About the Team/Role
We are looking for a highly motivated and high-potential mid-level Site Reliability Engineer (SRE) to join our team and help drive meaningful business impact while accelerating your growth as a reliability leader.
This is an exciting time to be part of the SRE evolution at WEX. Our complex systems and diverse product portfolio power a wide variety of customer businesses, generating rich operational and telemetry data across platforms and environments. As we scale, the need for resilient, observable, and efficient systems is greater than ever.
As a mid-level SRE, you’ll play a key role in shaping and building the next generation of WEX’s reliability practices, platforms, and tools. You’ll contribute to driving improvements across monitoring, alerting, performance optimization, incident response, and capacity management.
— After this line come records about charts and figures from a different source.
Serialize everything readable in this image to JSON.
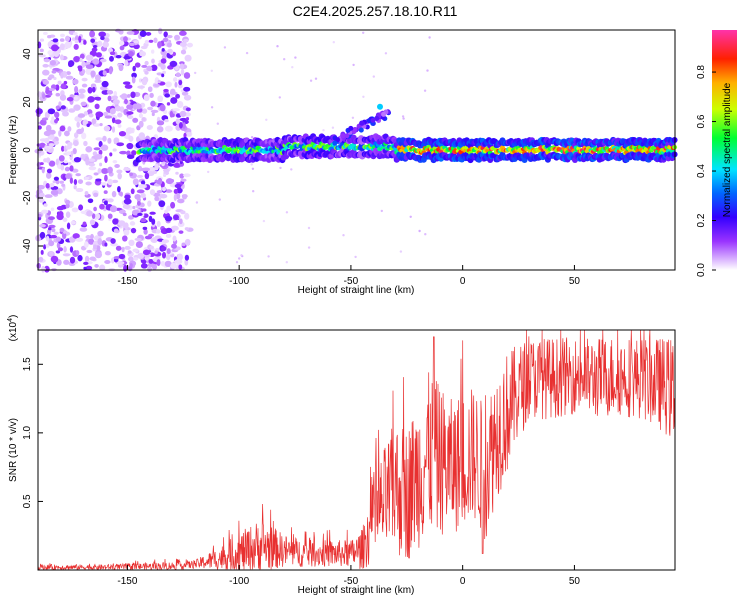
{
  "title": "C2E4.2025.257.18.10.R11",
  "chart_data": [
    {
      "type": "heatmap",
      "title": "C2E4.2025.257.18.10.R11",
      "xlabel": "Height of straight line (km)",
      "ylabel": "Frequency (Hz)",
      "xlim": [
        -190,
        95
      ],
      "ylim": [
        -50,
        50
      ],
      "xticks": [
        -150,
        -100,
        -50,
        0,
        50
      ],
      "yticks": [
        -40,
        -20,
        0,
        20,
        40
      ],
      "colorbar": {
        "label": "Normalized spectral amplitude",
        "range": [
          0,
          0.97
        ],
        "ticks": [
          0.0,
          0.2,
          0.4,
          0.6,
          0.8
        ],
        "colormap": "rainbow (white-purple-blue-cyan-green-yellow-red-magenta)"
      },
      "features": [
        {
          "x_range": [
            -190,
            -122
          ],
          "y_range": [
            -50,
            50
          ],
          "amplitude": "0.0-0.2",
          "note": "scattered noise"
        },
        {
          "x_range": [
            -145,
            95
          ],
          "y_center": 0,
          "y_halfwidth": 4,
          "amplitude": "0.2-0.9",
          "note": "main band"
        },
        {
          "x_range": [
            -58,
            -33
          ],
          "y_range": [
            5,
            20
          ],
          "amplitude": "0.1-0.3",
          "note": "upward branch"
        },
        {
          "x_range": [
            -25,
            95
          ],
          "y_center": -1,
          "amplitude": "0.8-0.97",
          "note": "peak amplitude"
        }
      ]
    },
    {
      "type": "line",
      "xlabel": "Height of straight line (km)",
      "ylabel": "SNR (10 * v/v)",
      "yscale_label": "(x10",
      "yscale_exp": "4",
      "yscale_close": ")",
      "xlim": [
        -190,
        95
      ],
      "ylim": [
        0,
        1.75
      ],
      "xticks": [
        -150,
        -100,
        -50,
        0,
        50
      ],
      "yticks": [
        0.5,
        1.0,
        1.5
      ],
      "ytick_labels": [
        "0.5",
        "1.0",
        "1.5"
      ],
      "color": "#e83030",
      "series": [
        {
          "name": "",
          "x": [
            -190,
            -160,
            -130,
            -120,
            -110,
            -100,
            -90,
            -80,
            -70,
            -60,
            -50,
            -45,
            -40,
            -35,
            -30,
            -25,
            -20,
            -15,
            -10,
            -5,
            0,
            5,
            10,
            15,
            20,
            25,
            30,
            40,
            50,
            60,
            70,
            80,
            90,
            95
          ],
          "y": [
            0.02,
            0.02,
            0.03,
            0.04,
            0.08,
            0.12,
            0.18,
            0.14,
            0.12,
            0.12,
            0.12,
            0.15,
            0.35,
            0.5,
            0.6,
            0.55,
            0.7,
            0.85,
            0.8,
            0.75,
            0.8,
            0.85,
            0.7,
            1.0,
            1.15,
            1.3,
            1.4,
            1.4,
            1.42,
            1.4,
            1.42,
            1.4,
            1.35,
            1.3
          ],
          "spread": [
            0.02,
            0.02,
            0.03,
            0.03,
            0.08,
            0.15,
            0.2,
            0.12,
            0.1,
            0.1,
            0.1,
            0.15,
            0.3,
            0.4,
            0.5,
            0.5,
            0.55,
            0.6,
            0.55,
            0.5,
            0.5,
            0.5,
            0.5,
            0.5,
            0.45,
            0.35,
            0.3,
            0.3,
            0.28,
            0.3,
            0.3,
            0.3,
            0.35,
            0.4
          ]
        }
      ]
    }
  ]
}
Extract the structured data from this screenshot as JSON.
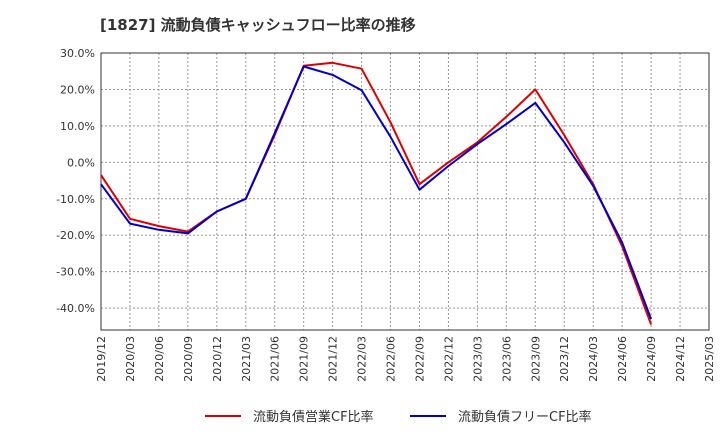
{
  "chart_data": {
    "type": "line",
    "title": "[1827]  流動負債キャッシュフロー比率の推移",
    "categories": [
      "2019/12",
      "2020/03",
      "2020/06",
      "2020/09",
      "2020/12",
      "2021/03",
      "2021/06",
      "2021/09",
      "2021/12",
      "2022/03",
      "2022/06",
      "2022/09",
      "2022/12",
      "2023/03",
      "2023/06",
      "2023/09",
      "2023/12",
      "2024/03",
      "2024/06",
      "2024/09",
      "2024/12",
      "2025/03"
    ],
    "yticks": [
      "30.0%",
      "20.0%",
      "10.0%",
      "0.0%",
      "-10.0%",
      "-20.0%",
      "-30.0%",
      "-40.0%"
    ],
    "ylim": [
      -46,
      30
    ],
    "grid": true,
    "legend_position": "bottom",
    "series": [
      {
        "name": "流動負債営業CF比率",
        "color": "#dd0000",
        "values": [
          -3.5,
          -15.5,
          -17.5,
          -19.0,
          -13.5,
          -10.0,
          7.5,
          26.5,
          27.3,
          25.7,
          11.0,
          -6.0,
          0.0,
          5.5,
          12.5,
          20.0,
          7.5,
          -6.0,
          -23.0,
          -44.5,
          null,
          null
        ]
      },
      {
        "name": "流動負債フリーCF比率",
        "color": "#0000cc",
        "values": [
          -6.0,
          -16.8,
          -18.5,
          -19.5,
          -13.5,
          -10.0,
          8.0,
          26.3,
          24.0,
          19.8,
          7.0,
          -7.5,
          -1.0,
          5.0,
          10.5,
          16.3,
          5.5,
          -6.5,
          -22.0,
          -43.0,
          null,
          null
        ]
      }
    ]
  }
}
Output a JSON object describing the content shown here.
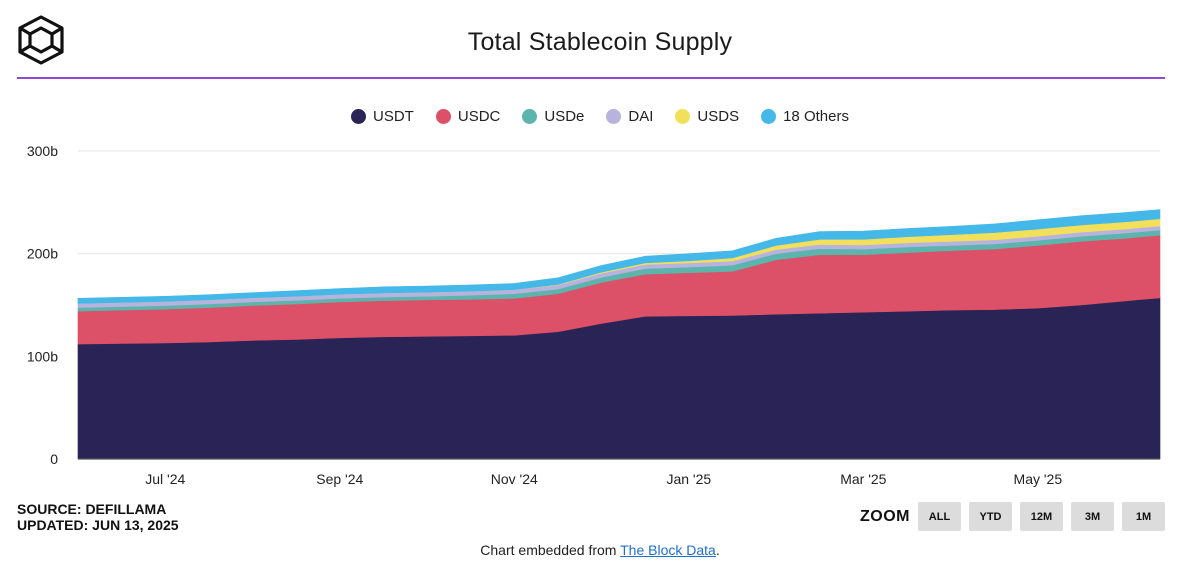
{
  "header": {
    "title": "Total Stablecoin Supply"
  },
  "colors": {
    "accent_rule": "#8e4bd6"
  },
  "chart_data": {
    "type": "area",
    "stacked": true,
    "title": "Total Stablecoin Supply",
    "x_tick_labels": [
      "Jul '24",
      "Sep '24",
      "Nov '24",
      "Jan '25",
      "Mar '25",
      "May '25"
    ],
    "x_tick_months": [
      1,
      3,
      5,
      7,
      9,
      11
    ],
    "x_range_months": [
      0,
      12.4
    ],
    "y_tick_labels": [
      "0",
      "100b",
      "200b",
      "300b"
    ],
    "y_ticks": [
      0,
      100,
      200,
      300
    ],
    "ylim": [
      0,
      300
    ],
    "grid": true,
    "legend_position": "top-center",
    "x_months": [
      0,
      0.5,
      1,
      1.5,
      2,
      2.5,
      3,
      3.5,
      4,
      4.5,
      5,
      5.5,
      6,
      6.5,
      7,
      7.5,
      8,
      8.5,
      9,
      9.5,
      10,
      10.5,
      11,
      11.5,
      12,
      12.4
    ],
    "series": [
      {
        "name": "USDT",
        "color": "#2a2456",
        "values": [
          112,
          112.5,
          113,
          114,
          115.5,
          116.5,
          118,
          119,
          119.5,
          120,
          120.5,
          124,
          132,
          139,
          139.5,
          139.8,
          141,
          142,
          143,
          144,
          145,
          145.5,
          147,
          150,
          154,
          157
        ]
      },
      {
        "name": "USDC",
        "color": "#dc5068",
        "values": [
          32,
          32.5,
          33,
          33.5,
          34,
          34.5,
          35,
          35.2,
          35.5,
          35.5,
          36,
          37,
          40,
          41,
          42,
          43,
          53,
          57,
          56,
          57,
          58,
          59,
          61,
          62,
          61,
          61
        ]
      },
      {
        "name": "USDe",
        "color": "#5bb5ac",
        "values": [
          3.5,
          3.5,
          3.5,
          3.5,
          3.5,
          3.5,
          3.5,
          3.5,
          3.5,
          4,
          4.5,
          4.5,
          5,
          5.5,
          5.5,
          6,
          6,
          6,
          5.5,
          5.5,
          5,
          5,
          5,
          5,
          5,
          5
        ]
      },
      {
        "name": "DAI",
        "color": "#b7b2de",
        "values": [
          4,
          4,
          4,
          4,
          4,
          4,
          4,
          4,
          4,
          4,
          4,
          4,
          4,
          4,
          4,
          4,
          4,
          4,
          4,
          4,
          4,
          4,
          4,
          4,
          4,
          4
        ]
      },
      {
        "name": "USDS",
        "color": "#f2e05a",
        "values": [
          0,
          0,
          0,
          0,
          0,
          0,
          0,
          0,
          0,
          0,
          0,
          0.5,
          1,
          1.5,
          2,
          3,
          4,
          5,
          5.5,
          6,
          6.5,
          7,
          7,
          7,
          7,
          7
        ]
      },
      {
        "name": "18 Others",
        "color": "#44b8e8",
        "values": [
          5,
          5,
          5,
          5,
          5,
          5.5,
          5.5,
          6,
          6,
          6,
          6,
          6.5,
          6.5,
          6.5,
          7,
          7,
          7,
          7.5,
          8,
          8,
          8,
          8.5,
          9,
          9,
          9,
          9
        ]
      }
    ]
  },
  "footer": {
    "source": "SOURCE: DEFILLAMA",
    "updated": "UPDATED: JUN 13, 2025",
    "zoom_label": "ZOOM",
    "zoom_buttons": [
      "ALL",
      "YTD",
      "12M",
      "3M",
      "1M"
    ],
    "embed_prefix": "Chart embedded from ",
    "embed_link": "The Block Data",
    "embed_suffix": "."
  }
}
You’ll also help reduce operational toil through automation and proactive engineering, while partnering closely with engineering and product teams to embed reliability into everything we build.
We take a modern approach to engineering—leveraging agile practices, a product-oriented mindset, and a strong focus on innovation, including the use of AI and automation to enhance observability and response.
You’ll face meaningful challenges that have significant impact, and be part of a high-performing team with experienced engineers and leaders ready to support your continued development.
If you're passionate about reliability, solving hard problems, and growing fast in a high-impact environment, this is a great opportunity for you!
How you’ll make an impact
Monitor and manage system health, availability, and performance of WEX’s Microsoft Azure Cloud ecosystem.
Actively identify and reduce “toil” (manual, repetitive work) by developing and maintaining automation tools
Participate in on-call rotations and respond to system alerts and incidents.
Collaborate with development teams to implement reliability-focused features.
Improve observability and logging for troubleshooting issues.
Follow IT security policies and compliance requirements.
Experience you’ll bring
2+ years of experience in system administration, DevOps, or SRE roles.
Proficiency in scripting and automation using Python, Bash, Go, Terraform.
Experience with monitoring and logging (Grafana, ELK stack, Splunk, etc.).
Knowledge of containerization and orchestration (Docker, Kubernetes).
Understanding of CI/CD pipelines and version control systems.
Understanding of monitoring tools such as Prometheus, Grafana, or Splunk.
Strong problem-solving skills and a willingness to learn.
Preferred Qualification
Hands-on experience with Azure cloud platforms
Familiarity with infrastructure as code (Terraform, Ansible, CloudFormation).
Knowledge of incident response processes and SLAs.
Experience with developing AI based solutions.
Ability to troubleshoot and resolve performance bottlenecks.
Strong communication skills and ability to work across teams.
Experience in healthcare, insurance, or benefits technology.
Experience working with compliance frameworks such as HIPAA, SOC 2, or HITRUST.